Le président de l’Assemblée nationale de la République démocratique du Congo, Aimé Boji Sangara, a réservé une large place de son allocution lors de la clôture de la session parlementaire de mars à la crise sécuritaire qui frappe l’Est du pays. Une région qu’il a qualifiée, sans détour, de priorité absolue pour les institutions nationales.
Dès les premières minutes de son intervention, l’homme politique congolais a mis en lumière l’extrême gravité de la situation. Le président de la Chambre basse a souligné, avec une fermeté rare, les violences persistantes qui ravagent les provinces du Nord-Kivu, du Sud-Kivu et de l’Ituri, où les civils paient un lourd tribut aux conflits armés.
Des accusations directes contre le Rwanda et ses alliés
Dans un discours sans ambiguïté, Aimé Boji Sangara a pointé du doigt l’implication du Rwanda et de son groupe armé allié, l’AFC/M23, ainsi que les exactions commises par les terroristes des ADF. Des propos qui reflètent l’urgence d’une réponse nationale et régionale.

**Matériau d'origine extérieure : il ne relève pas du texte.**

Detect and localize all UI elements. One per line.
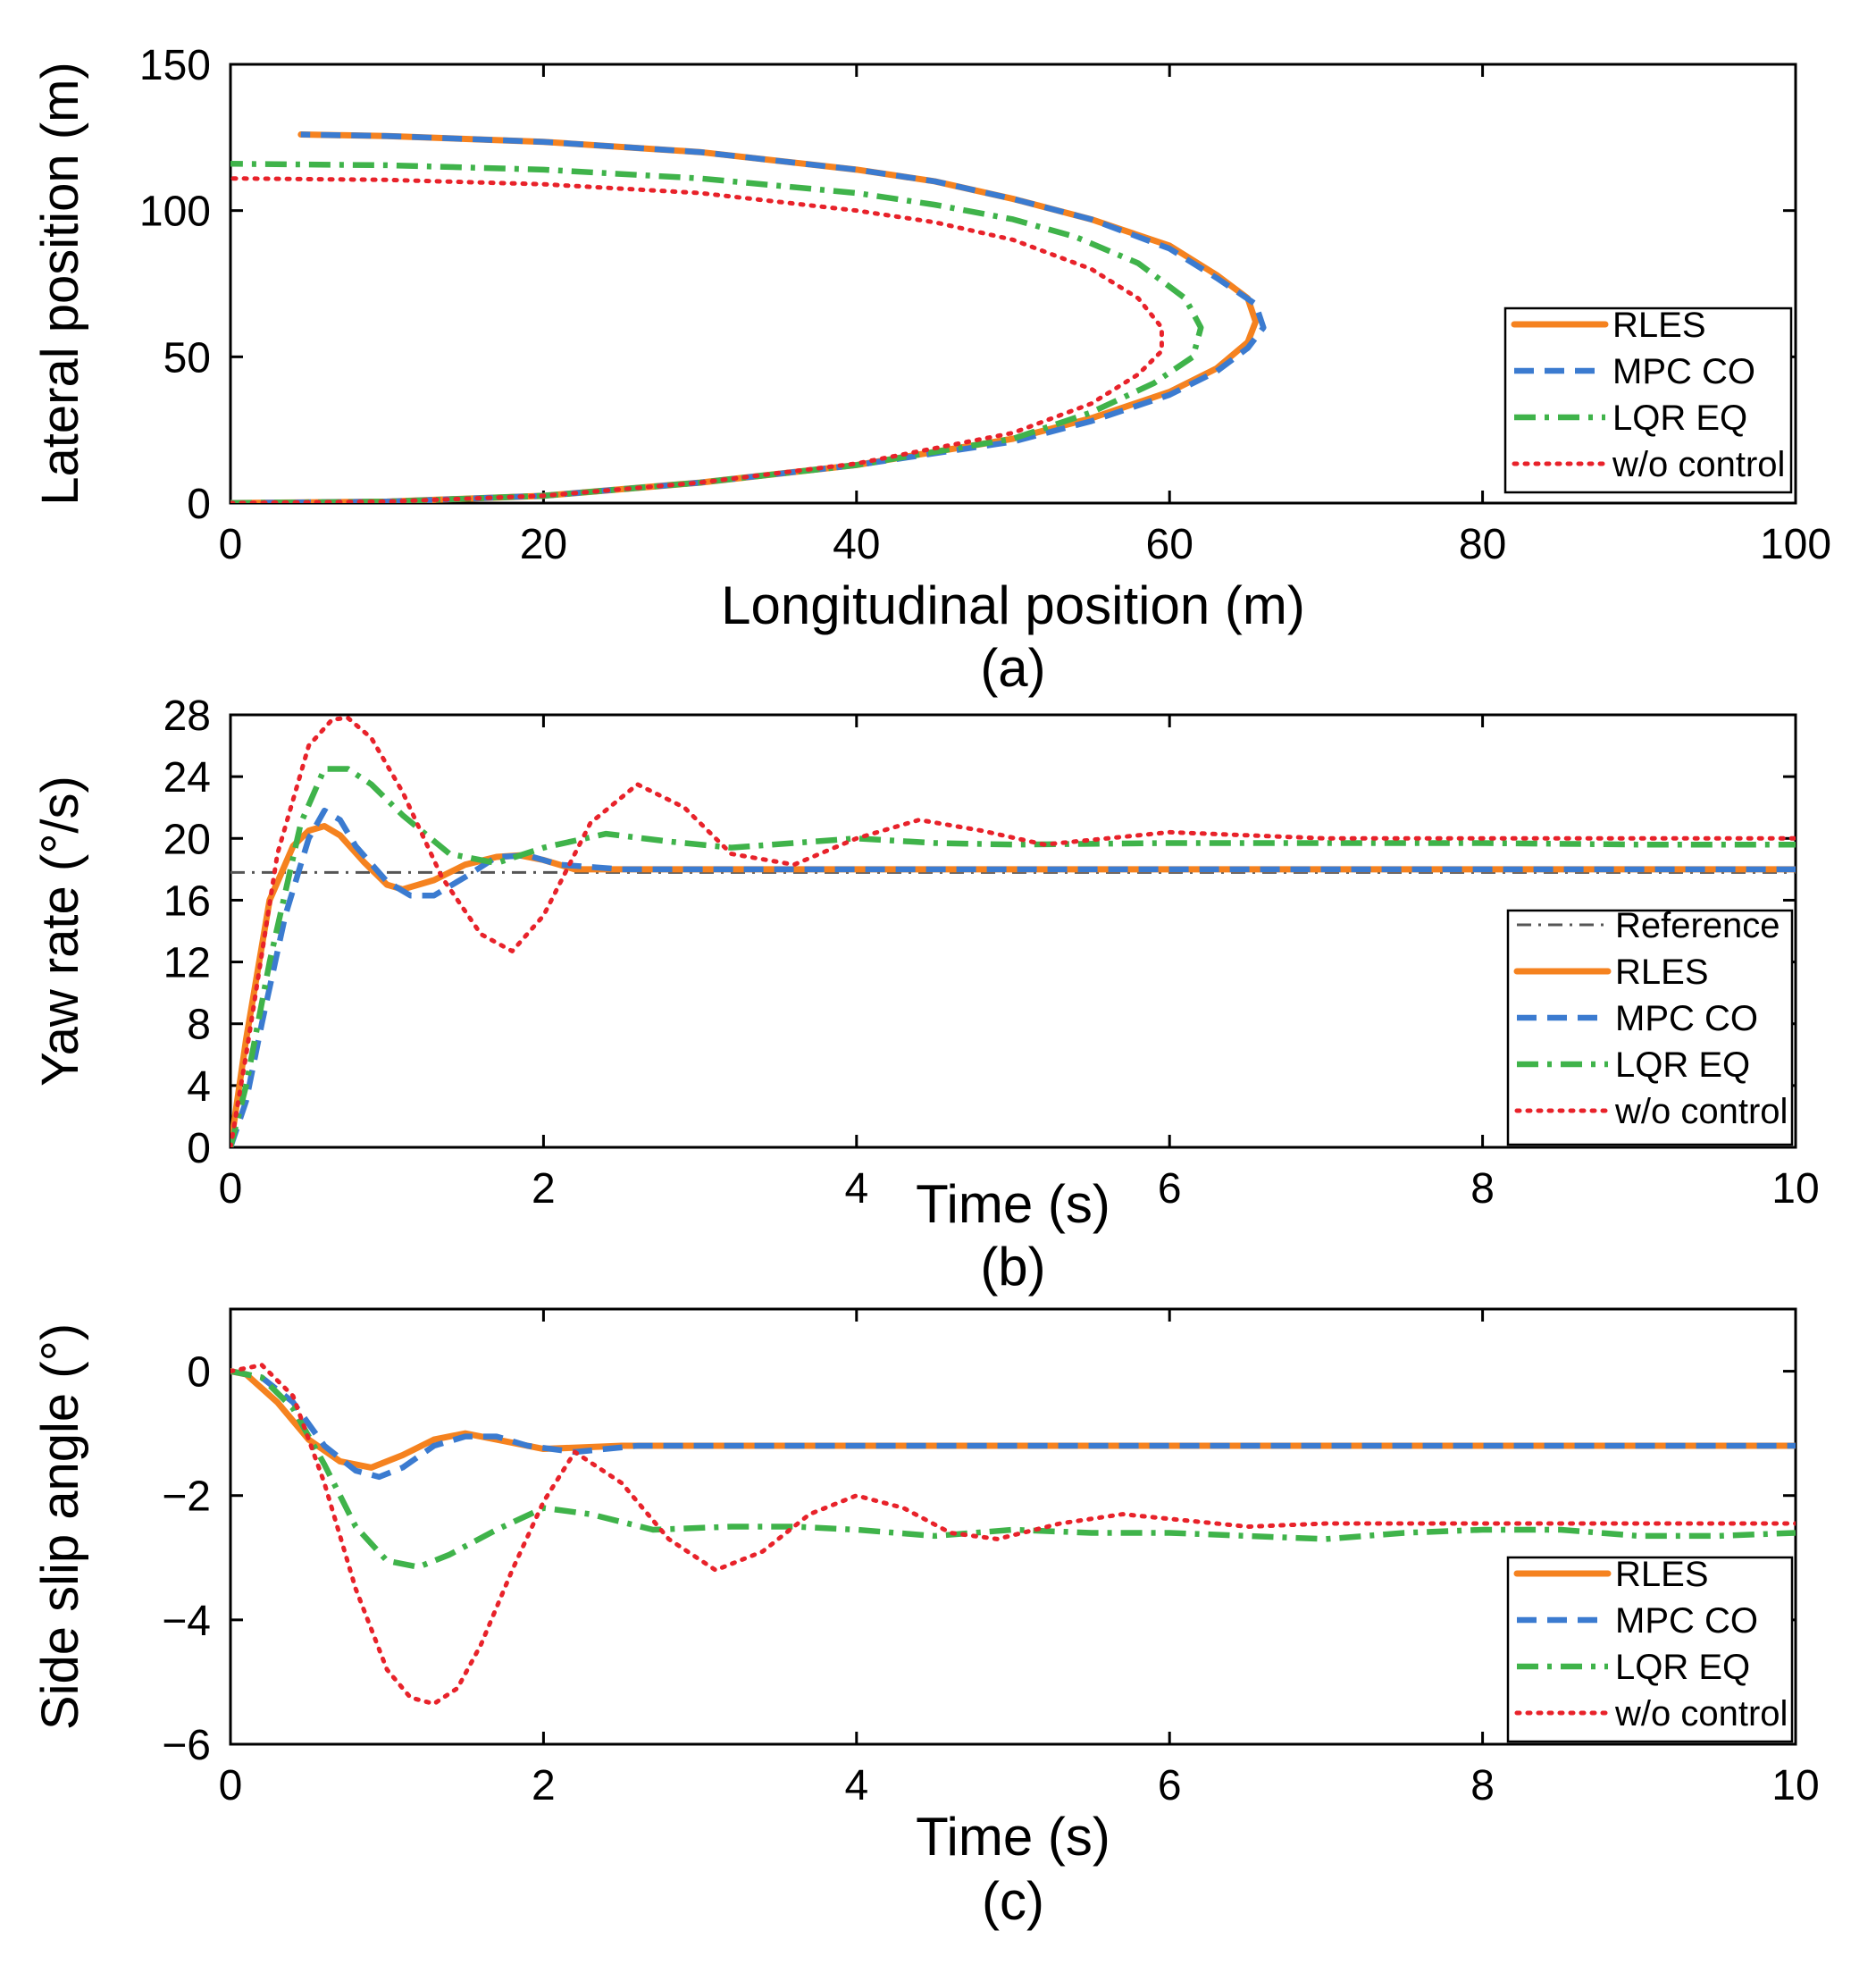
subplot-caption: (b) xyxy=(980,1237,1045,1297)
x-tick-label: 10 xyxy=(1771,1762,1819,1809)
y-axis-label: Yaw rate (°/s) xyxy=(31,776,89,1087)
y-tick-label: 12 xyxy=(163,940,211,987)
y-axis-label: Lateral position (m) xyxy=(31,62,89,505)
x-tick-label: 2 xyxy=(532,1165,556,1213)
x-tick-label: 20 xyxy=(520,521,567,568)
y-tick-label: −2 xyxy=(162,1473,211,1521)
y-tick-label: 100 xyxy=(139,189,211,236)
series-line-w-o-control xyxy=(230,176,1164,503)
x-tick-label: 10 xyxy=(1771,1165,1819,1213)
legend-label: Reference xyxy=(1615,906,1780,945)
series-line-rles xyxy=(230,1368,1796,1471)
legend-label: RLES xyxy=(1615,953,1709,992)
x-tick-label: 4 xyxy=(844,1762,868,1809)
legend-box xyxy=(1506,1556,1794,1743)
legend-label: MPC CO xyxy=(1615,1601,1758,1641)
x-tick-label: 8 xyxy=(1470,1165,1495,1213)
legend: RLES MPC CO LQR EQ w/o control xyxy=(1503,306,1793,494)
series-line-lqr-eq xyxy=(230,161,1204,503)
y-tick-label: 0 xyxy=(187,1349,211,1397)
legend-label: RLES xyxy=(1612,306,1706,345)
plot-frame xyxy=(229,713,1797,1149)
x-tick-label: 40 xyxy=(833,521,880,568)
legend: RLES MPC CO LQR EQ w/o control xyxy=(1506,1555,1794,1743)
y-tick-label: 50 xyxy=(163,334,211,382)
legend-label: MPC CO xyxy=(1612,352,1755,391)
legend-label: w/o control xyxy=(1612,445,1785,484)
x-tick-label: 80 xyxy=(1459,521,1506,568)
legend-label: w/o control xyxy=(1614,1092,1788,1131)
series-group xyxy=(230,1363,1796,1707)
x-axis-label: Longitudinal position (m) xyxy=(721,575,1305,635)
y-tick-label: 150 xyxy=(139,42,211,89)
y-tick-label: 4 xyxy=(187,1063,211,1111)
legend-box xyxy=(1503,306,1793,494)
legend: Reference RLES MPC CO LQR EQ w/o control xyxy=(1506,906,1794,1146)
y-tick-label: 0 xyxy=(187,1125,211,1172)
subplot-caption: (a) xyxy=(980,638,1045,698)
legend-label: LQR EQ xyxy=(1615,1045,1750,1085)
plot-frame xyxy=(229,63,1797,505)
series-line-rles xyxy=(230,131,1260,503)
y-tick-label: 16 xyxy=(163,877,211,925)
x-tick-label: 0 xyxy=(219,1762,243,1809)
chart-a: 0 20 40 60 80 100 0 50 100 150 Lateral position (m… xyxy=(31,42,1831,698)
series-line-lqr-eq xyxy=(230,1368,1796,1570)
legend-label: LQR EQ xyxy=(1615,1648,1750,1687)
series-line-mpc-co xyxy=(230,807,1796,1147)
y-tick-label: 20 xyxy=(163,816,211,863)
y-tick-label: 0 xyxy=(187,481,211,528)
legend-label: MPC CO xyxy=(1615,999,1758,1038)
legend-label: RLES xyxy=(1615,1555,1709,1594)
series-line-mpc-co xyxy=(230,1368,1796,1481)
y-axis-label: Side slip angle (°) xyxy=(31,1323,89,1730)
series-group xyxy=(230,715,1796,1147)
y-tick-label: 8 xyxy=(187,1002,211,1049)
series-group xyxy=(230,131,1267,503)
y-tick-label: −6 xyxy=(162,1722,211,1769)
x-tick-label: 0 xyxy=(219,1165,243,1213)
x-tick-label: 2 xyxy=(532,1762,556,1809)
plot-frame xyxy=(229,1307,1797,1746)
x-tick-label: 0 xyxy=(219,521,243,568)
series-line-mpc-co xyxy=(230,131,1267,503)
series-line-lqr-eq xyxy=(230,766,1796,1147)
chart-c: 0 2 4 6 8 10 −6 −4 −2 0 Side slip angle (°) Time (s… xyxy=(31,1307,1820,1931)
x-tick-label: 6 xyxy=(1158,1165,1182,1213)
x-axis-label: Time (s) xyxy=(916,1174,1110,1234)
x-tick-label: 8 xyxy=(1470,1762,1495,1809)
subplot-caption: (c) xyxy=(982,1871,1044,1931)
x-tick-label: 6 xyxy=(1158,1762,1182,1809)
y-tick-label: 28 xyxy=(163,693,211,740)
legend-label: LQR EQ xyxy=(1612,399,1747,438)
y-tick-label: 24 xyxy=(163,754,211,802)
series-line-w-o-control xyxy=(230,1363,1796,1707)
series-line-w-o-control xyxy=(230,715,1796,1147)
y-tick-label: −4 xyxy=(162,1598,211,1645)
x-tick-label: 4 xyxy=(844,1165,868,1213)
legend-label: w/o control xyxy=(1614,1694,1788,1733)
x-tick-label: 100 xyxy=(1760,521,1831,568)
x-axis-label: Time (s) xyxy=(916,1807,1110,1867)
legend-box xyxy=(1506,909,1794,1146)
x-tick-label: 60 xyxy=(1146,521,1193,568)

« La situation sécuritaire dans l’Est de notre pays reste la préoccupation majeure de la représentation nationale. À peine nos travaux parlementaires achevés, nos pensées se tournent vers l’est de la République. L’agression rwandaise, menée par le groupe terroriste AFC/M23, ainsi que les massacres perpétrés par les ADF, continuent de saigner nos compatriotes à blanc », a-t-il déclaré avec gravité.
Le président de l’Assemblée nationale a également réitéré la condamnation unanime des députés face à la persistance des violences et aux attaques ciblant les populations civiles.
Un hommage appuyé aux forces de défense et aux civils engagés
En écho aux sacrifices consentis par ceux qui luttent pour la stabilité, Aimé Boji Sangara a rendu un hommage solennel aux FARDC (Forces armées de la RDC), aux Wazalendo (Volontaires pour la défense de la patrie) et aux populations meurtries des trois provinces concernées.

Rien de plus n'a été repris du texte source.